First global gathering of food and plastics networks meets to discuss actions to cut food and plastic waste
Representatives from 15 countries met in Mexico this week for Pact Network Connect 2025, a three-day programme focussed on addressing the issue of food systems and the spiralling environmental cost of plastic pollution and waste.
Convened by global environmental action NGO Wrap, Pact Network Connect 2025 was the first time the two networks – 13 international Plastics Pacts run in conjunction with the Ellen MacArthur Foundation – and 11 Food Pacts met as one to share experiences and strategies to strengthen collaborative efforts on the two environmental crises.
The Pacts represent collaborative action initiatives formed in country by private and public sector organisations, charities and NGOs. Representatives from the Pact Secretariats joined investors and philanthropic organisations to co-design solutions to key food and plastics triggers.
Focus was on generating practical steps and actions to tackle plastics pollution within the 19 countries comprising the Plastics Pact Network – and share more widely, and address food waste and loss in the 10 countries encompassing the first Food Pact Network.
Wrap CEO Harriet Lamb commented: “The numerous pacts are the engine rooms driving forward a new circular economy for plastics and food. They give me hope that we can correct the failures of our food and plastic systems.

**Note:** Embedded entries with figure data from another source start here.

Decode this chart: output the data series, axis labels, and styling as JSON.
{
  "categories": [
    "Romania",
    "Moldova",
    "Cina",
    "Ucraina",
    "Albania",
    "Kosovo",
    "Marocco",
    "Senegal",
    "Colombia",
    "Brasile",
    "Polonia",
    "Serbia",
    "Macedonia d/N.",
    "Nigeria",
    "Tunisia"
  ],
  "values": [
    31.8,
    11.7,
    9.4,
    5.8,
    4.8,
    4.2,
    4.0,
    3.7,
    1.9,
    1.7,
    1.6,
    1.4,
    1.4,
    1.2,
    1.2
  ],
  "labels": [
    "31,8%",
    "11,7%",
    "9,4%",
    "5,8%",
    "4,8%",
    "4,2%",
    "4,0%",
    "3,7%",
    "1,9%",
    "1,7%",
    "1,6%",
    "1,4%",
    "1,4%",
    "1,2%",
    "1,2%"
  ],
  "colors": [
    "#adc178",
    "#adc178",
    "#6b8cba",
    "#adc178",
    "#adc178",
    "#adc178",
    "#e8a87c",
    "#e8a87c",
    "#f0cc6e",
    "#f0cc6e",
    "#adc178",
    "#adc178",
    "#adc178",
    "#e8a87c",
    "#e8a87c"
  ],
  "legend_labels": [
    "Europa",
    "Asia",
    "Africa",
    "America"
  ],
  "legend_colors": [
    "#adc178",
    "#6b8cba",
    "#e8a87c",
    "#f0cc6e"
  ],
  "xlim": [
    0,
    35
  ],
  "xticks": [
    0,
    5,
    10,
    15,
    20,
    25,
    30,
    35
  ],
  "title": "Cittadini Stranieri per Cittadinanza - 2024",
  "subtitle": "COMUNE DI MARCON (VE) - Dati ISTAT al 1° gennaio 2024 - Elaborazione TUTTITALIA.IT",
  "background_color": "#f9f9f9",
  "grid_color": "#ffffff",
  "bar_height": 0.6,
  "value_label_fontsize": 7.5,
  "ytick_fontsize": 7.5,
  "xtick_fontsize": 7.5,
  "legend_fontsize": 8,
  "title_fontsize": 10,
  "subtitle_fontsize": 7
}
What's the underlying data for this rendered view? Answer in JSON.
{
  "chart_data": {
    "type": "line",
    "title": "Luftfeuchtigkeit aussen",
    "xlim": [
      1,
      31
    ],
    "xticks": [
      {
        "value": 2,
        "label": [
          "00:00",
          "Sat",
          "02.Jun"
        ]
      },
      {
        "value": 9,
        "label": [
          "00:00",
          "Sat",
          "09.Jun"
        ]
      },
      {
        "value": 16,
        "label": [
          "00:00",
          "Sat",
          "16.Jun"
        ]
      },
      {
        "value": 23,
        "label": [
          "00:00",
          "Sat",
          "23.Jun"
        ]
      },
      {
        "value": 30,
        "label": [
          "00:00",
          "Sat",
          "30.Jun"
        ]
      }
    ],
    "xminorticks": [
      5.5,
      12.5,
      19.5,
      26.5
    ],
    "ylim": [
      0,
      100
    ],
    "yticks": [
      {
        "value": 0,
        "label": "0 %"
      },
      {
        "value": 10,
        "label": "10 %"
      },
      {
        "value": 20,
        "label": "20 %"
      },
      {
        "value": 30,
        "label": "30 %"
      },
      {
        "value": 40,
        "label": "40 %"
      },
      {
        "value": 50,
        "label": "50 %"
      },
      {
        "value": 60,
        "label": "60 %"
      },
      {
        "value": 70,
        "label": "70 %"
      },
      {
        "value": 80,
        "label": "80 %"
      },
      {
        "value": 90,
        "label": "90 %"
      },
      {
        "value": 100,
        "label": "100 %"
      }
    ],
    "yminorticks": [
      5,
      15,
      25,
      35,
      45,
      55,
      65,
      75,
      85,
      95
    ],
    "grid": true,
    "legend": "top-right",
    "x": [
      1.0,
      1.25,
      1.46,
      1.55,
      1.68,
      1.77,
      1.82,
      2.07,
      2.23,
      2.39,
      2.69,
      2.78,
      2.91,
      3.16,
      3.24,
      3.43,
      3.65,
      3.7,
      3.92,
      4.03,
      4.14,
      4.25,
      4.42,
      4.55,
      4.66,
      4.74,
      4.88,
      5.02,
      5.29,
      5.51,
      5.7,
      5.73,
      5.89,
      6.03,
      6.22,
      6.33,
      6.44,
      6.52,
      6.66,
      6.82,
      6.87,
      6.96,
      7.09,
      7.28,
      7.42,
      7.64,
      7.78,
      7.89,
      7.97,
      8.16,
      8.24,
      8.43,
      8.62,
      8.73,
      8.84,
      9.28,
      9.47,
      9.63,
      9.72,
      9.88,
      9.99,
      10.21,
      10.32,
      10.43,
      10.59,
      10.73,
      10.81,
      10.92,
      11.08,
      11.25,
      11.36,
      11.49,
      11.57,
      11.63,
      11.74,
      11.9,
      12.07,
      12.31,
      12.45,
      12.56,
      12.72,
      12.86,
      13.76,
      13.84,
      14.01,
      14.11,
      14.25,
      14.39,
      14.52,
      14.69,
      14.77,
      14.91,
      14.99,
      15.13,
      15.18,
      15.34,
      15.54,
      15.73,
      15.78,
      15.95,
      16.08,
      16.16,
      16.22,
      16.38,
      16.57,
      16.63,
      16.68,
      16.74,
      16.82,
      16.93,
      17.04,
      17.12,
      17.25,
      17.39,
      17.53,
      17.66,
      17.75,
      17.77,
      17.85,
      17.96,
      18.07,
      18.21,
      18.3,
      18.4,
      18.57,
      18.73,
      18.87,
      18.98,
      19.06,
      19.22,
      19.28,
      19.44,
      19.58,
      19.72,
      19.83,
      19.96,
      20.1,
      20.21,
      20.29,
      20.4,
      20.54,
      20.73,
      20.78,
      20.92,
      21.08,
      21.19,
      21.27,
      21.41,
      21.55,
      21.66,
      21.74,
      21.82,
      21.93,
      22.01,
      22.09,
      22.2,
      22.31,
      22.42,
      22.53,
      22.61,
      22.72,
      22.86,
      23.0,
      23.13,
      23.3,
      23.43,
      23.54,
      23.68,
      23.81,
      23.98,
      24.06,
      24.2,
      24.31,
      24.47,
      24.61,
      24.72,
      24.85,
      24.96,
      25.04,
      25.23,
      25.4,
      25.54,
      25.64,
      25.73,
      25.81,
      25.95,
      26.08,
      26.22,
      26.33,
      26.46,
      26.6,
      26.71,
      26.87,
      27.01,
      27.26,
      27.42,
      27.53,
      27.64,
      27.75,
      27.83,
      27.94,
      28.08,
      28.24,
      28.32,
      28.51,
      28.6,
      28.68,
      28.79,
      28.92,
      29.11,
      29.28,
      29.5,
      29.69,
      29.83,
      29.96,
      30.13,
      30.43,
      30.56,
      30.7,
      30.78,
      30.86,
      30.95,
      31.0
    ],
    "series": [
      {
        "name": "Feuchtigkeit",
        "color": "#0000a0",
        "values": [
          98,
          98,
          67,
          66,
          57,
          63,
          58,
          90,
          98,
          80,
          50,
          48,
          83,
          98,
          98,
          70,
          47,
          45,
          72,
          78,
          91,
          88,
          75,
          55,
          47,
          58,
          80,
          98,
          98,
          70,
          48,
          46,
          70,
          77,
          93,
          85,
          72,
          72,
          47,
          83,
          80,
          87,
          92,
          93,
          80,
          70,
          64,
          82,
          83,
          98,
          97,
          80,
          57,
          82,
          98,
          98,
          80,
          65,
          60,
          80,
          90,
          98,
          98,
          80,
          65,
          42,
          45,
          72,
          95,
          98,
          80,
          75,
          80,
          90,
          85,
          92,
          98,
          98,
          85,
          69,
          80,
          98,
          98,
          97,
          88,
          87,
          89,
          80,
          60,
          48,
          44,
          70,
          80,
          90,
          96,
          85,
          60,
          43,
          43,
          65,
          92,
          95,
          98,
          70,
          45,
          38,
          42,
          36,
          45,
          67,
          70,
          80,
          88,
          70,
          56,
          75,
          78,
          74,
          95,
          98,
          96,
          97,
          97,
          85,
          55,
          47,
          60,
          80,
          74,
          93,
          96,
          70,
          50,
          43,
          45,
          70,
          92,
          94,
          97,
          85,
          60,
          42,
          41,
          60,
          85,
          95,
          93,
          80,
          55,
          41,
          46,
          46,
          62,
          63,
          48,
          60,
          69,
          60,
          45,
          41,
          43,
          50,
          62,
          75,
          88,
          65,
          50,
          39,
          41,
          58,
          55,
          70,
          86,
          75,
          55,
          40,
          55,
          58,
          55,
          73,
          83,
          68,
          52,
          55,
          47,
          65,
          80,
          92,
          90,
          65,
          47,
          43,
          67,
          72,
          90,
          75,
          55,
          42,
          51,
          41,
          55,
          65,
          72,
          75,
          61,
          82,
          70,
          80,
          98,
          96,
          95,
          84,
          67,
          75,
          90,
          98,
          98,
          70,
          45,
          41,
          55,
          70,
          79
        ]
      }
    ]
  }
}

“They show that ahead of securing global inter-governmental agreements at scale, companies, NGOs and governments can get behind voluntary action as an agile and effective front runner along the road to transformation. We’re delighted to be in Mexico, bringing together leaders from the food and plastics Pacts for the first ever joint global meeting to share solutions and accelerate change”.
Pact Network Connect 2025 built on the learnings and progress achieved in the first Plastic Pact Network meeting, held in South Africa in 2024 inspiring the move to bring together both Food and Plastics Pacts to amplify impact.
The Plastics Pact Network meeting had an added sense of urgency this year, given the lack of agreement on key elements for a global treaty to end plastic pollution at INC5 negotiations in Busan 2024. To achieve this, we need ambitious regulation to complement and accelerate voluntary efforts and create a level playing field for all businesses. The Plastics Pacts are uniquely placed to inform and enable policymaking and treaty implementation through the Network’s large repository of tools, insights, guidance, and standardised definitions.
Marta Longhurst, pacts and field-building lead at the Ellen MacArthur Foundation, commented: “The Plastics Pacts have proved that such a network can deliver real impact towards eliminating plastic waste and pollution.
“Thanks to Plastics Pacts, tens of billions of problematic or unnecessary plastic items have been eliminated; design for reusability, recyclability, and composability in practice and at scale has increased by 23 per cent; and incorporation of recycled content back into packaging has increased by 44 per cent. We are pleased to see the tangible impact of the Plastics Pacts, and to see this knowledge shared and applied to other sectors to accelerate the transition to a circular economy worldwide.”
The Plastics Pact Network is a global coordinated response to the hazards plastics pose to people and the planet. Managed through a partnership between Wrap and the Ellen MacArthur Foundation, in just six years the Plastic Pacts have led work tackling pollution and delivering impact on national and global scales.
The Network includes over 900 local and global organisations across a 19-country membership. Its members have eliminated more than 360,000 tonnes of problematic and unnecessary plastics and increased recycled content in their packaging by 44 per cent - reducing virgin plastic by 2.2mn tonnes by 2022. All Plastics Pacts align in a common vision to create a circular economy for plastics and eliminate waste and pollution.